Dari data Badan Pusat Statistik (BPS) diketahui bahwa dari seluruh provinsi yang ada di Sumatra, Babel merupakan provinsi dengan kontraksi terdalam perkembangan jumlah tamu hotel atau wisatawannya. Sepanjang tahun biasanya hampir 500 ribu orang datang berkunjung ke Babel, namun di 2020 tercatat hanya 231 ribu orang saja yang menjadi tamu di jasa akomodasi di sini. Entah bagaimana nasib pemandu wisata, penyedia makan dan minum, hingga jasa akomodasi saat jumlah tamu begitu anjlok seperti itu. Dana hibah pariwisata dari kementrian di akhir tahun 2020 hingga awal 2021 sempat memberikan asa bagi mereka, namun itu saja belum cukup karena mereka sejatinya membutuhkan keberlangsungan pendapatan yang terjamin.
Dari seluruh wilayah di Babel, Belitung merupakan yang paling miris penurunan aktivitas pariwisatanya. Beruntungnya tahun 2021 menunjukkan secercah harapan akan membaiknya kabar pariwista Belitung. Berdasarkan data Tingkat Penghunian Kamar (TPK) hotel bintang dalam 3 bulan terakhir, nampak jelas adanya peningkatan yang signifikan. Masih berada di level 9,13 persen pada Agustus kemarin pasca badai Delta, September dan Oktober mulai meroket dimana masing-masing menyentuh level 17,86 dan 32,02 persen. Yang biasanya tidak pernah menyentuh angka 10 ribu tamu hotel per bulan selama pandemi, Oktober kemarin jumlah tamu yang berkunjung menembus angka hampir 15 ribu tamu. Tingginya jumlah tamu ini tidak terlepas dari beberapa faktor diantaranya keringanan biaya tes antigen atau pcr hingga menurunnya level PPKM DKI Jakarta yang merupakan sumber kedatangan tamu terbesar menuju Belitung. Harapan kembali ada, para pekerja juga semakin sumringah.
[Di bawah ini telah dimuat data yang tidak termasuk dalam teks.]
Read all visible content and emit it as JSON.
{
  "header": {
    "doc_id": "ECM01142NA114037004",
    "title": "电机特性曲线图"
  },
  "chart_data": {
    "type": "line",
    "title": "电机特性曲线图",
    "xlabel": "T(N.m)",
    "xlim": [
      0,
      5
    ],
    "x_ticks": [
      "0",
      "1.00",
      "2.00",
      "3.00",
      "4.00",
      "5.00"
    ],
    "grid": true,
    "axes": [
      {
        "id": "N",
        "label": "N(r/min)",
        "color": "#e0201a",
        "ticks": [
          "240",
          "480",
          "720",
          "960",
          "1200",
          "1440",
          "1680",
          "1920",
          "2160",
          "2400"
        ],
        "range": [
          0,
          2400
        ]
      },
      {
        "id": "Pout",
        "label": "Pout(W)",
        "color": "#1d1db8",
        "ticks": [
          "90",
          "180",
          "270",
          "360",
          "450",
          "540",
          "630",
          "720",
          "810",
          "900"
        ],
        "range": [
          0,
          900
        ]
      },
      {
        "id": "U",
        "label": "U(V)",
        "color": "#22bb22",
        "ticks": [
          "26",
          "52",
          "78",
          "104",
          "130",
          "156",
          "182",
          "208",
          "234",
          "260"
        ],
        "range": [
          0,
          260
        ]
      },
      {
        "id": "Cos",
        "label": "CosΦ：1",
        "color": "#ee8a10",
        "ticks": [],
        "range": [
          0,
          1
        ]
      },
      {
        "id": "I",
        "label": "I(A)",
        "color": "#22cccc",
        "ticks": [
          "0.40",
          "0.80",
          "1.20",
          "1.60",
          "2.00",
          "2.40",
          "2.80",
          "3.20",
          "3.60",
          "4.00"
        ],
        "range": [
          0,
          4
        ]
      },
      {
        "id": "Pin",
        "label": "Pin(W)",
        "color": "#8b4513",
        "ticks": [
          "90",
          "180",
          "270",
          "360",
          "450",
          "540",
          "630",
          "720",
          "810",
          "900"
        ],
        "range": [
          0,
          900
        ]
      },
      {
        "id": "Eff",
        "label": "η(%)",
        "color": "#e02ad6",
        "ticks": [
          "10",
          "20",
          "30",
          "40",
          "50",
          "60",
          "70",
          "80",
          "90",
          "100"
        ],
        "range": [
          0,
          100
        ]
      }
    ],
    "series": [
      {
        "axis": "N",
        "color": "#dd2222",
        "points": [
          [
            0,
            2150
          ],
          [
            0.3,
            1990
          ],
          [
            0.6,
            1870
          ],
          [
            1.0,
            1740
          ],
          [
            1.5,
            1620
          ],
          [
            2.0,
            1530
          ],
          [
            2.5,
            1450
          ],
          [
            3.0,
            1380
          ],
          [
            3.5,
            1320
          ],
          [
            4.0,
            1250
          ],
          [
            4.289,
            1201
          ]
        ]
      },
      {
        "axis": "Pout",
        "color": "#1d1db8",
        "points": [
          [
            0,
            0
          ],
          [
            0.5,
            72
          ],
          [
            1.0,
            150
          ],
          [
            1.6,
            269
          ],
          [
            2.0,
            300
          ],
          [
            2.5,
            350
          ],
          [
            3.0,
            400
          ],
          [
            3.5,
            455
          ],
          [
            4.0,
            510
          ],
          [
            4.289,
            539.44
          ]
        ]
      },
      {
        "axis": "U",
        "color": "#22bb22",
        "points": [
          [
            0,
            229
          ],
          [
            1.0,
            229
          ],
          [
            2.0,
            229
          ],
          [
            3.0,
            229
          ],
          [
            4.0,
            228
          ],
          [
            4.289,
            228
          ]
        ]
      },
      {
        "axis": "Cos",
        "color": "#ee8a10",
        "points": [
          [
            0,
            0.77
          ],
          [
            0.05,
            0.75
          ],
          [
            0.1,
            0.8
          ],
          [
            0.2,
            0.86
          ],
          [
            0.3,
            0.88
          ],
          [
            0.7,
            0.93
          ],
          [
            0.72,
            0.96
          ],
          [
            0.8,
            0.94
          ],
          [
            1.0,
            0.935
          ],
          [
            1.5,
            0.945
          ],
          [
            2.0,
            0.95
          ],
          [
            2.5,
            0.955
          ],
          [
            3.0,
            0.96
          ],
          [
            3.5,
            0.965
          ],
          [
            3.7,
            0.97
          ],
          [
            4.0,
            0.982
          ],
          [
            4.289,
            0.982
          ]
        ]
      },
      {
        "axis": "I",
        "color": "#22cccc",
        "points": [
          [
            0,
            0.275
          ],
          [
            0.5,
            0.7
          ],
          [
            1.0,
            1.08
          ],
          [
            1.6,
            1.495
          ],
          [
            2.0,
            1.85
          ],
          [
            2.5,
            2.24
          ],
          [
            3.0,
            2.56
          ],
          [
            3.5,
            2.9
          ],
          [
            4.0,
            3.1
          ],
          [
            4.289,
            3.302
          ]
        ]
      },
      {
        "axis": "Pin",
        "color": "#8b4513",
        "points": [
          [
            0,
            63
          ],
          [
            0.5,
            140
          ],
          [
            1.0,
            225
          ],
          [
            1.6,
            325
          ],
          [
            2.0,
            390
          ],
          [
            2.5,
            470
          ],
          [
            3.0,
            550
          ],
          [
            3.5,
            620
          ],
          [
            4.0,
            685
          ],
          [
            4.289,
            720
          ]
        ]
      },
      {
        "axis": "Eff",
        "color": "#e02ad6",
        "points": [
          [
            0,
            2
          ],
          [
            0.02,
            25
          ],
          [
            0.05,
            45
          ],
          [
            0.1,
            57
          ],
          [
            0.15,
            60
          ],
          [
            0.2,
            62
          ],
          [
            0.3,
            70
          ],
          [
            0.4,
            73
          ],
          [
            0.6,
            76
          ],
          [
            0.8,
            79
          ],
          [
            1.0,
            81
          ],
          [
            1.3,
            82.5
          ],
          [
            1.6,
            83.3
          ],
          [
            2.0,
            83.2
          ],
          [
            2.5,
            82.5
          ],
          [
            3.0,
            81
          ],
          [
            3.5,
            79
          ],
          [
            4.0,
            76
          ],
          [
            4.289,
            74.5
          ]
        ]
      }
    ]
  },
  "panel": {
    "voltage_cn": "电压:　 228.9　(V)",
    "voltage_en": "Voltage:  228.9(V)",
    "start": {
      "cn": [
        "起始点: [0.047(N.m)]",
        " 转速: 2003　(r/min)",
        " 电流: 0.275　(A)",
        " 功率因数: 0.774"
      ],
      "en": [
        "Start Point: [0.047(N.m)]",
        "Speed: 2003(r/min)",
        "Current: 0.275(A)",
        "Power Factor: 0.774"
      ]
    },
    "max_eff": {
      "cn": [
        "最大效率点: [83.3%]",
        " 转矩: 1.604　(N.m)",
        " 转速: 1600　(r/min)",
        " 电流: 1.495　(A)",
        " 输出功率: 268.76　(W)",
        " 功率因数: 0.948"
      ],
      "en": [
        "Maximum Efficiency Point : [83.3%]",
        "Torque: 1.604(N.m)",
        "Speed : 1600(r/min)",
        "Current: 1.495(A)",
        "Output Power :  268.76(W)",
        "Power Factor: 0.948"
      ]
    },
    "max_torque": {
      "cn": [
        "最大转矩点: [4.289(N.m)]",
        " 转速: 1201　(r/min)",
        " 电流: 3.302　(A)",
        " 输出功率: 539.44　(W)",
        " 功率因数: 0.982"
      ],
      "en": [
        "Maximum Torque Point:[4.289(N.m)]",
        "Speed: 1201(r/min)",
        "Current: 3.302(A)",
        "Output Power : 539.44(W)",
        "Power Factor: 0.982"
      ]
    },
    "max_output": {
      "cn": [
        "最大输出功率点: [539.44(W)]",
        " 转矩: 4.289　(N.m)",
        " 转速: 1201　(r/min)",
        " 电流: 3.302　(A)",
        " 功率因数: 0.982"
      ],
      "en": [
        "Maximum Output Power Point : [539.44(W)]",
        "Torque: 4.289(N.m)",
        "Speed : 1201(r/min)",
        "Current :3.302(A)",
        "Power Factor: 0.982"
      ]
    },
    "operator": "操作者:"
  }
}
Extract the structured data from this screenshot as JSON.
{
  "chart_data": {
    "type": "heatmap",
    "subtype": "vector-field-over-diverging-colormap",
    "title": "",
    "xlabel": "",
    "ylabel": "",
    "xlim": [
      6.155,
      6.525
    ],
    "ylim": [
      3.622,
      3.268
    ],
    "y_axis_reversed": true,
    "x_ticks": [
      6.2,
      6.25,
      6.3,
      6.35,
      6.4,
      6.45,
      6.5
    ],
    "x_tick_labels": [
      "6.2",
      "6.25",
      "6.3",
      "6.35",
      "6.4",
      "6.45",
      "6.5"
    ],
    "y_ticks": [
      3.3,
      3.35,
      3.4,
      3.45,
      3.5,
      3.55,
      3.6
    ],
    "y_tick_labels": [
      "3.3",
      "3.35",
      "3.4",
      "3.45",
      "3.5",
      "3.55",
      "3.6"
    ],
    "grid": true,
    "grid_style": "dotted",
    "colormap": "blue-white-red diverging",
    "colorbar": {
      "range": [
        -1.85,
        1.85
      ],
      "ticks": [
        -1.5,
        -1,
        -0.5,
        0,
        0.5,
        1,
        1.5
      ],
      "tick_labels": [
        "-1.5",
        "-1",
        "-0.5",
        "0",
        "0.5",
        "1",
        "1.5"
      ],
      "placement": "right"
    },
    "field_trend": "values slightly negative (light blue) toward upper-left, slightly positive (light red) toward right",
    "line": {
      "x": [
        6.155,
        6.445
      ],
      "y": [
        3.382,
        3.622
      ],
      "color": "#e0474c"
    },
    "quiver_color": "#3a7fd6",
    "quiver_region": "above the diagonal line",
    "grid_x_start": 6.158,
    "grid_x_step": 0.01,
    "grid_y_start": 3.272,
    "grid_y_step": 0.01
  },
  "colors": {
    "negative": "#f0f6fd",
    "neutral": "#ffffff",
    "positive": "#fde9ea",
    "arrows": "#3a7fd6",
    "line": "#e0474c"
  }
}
Kondisi datangnya Omicron membuat seluruh insan pariwisata di Belitung semakin harap-harap cemas. Semua khawatir bahwa kenormalan yang baru dirasakan akan pupus kembali. Oleh karena itu, penting untuk menanamkan kepada khalayak bahwa Belitung sebagai surganya pantai sudah aman dari Covid-19. Mimpi untuk sembuh dari pendemi ini dan bersiap hidup “normal” kembali seolah sudah dekat di depan mata. Harapan itu ada, lagi-lagi pertanyaannya adalah kapan. Asal tak lengah untuk menjalankan prokes, kita masih bisa untuk bermimpi kembali. Percayalah !.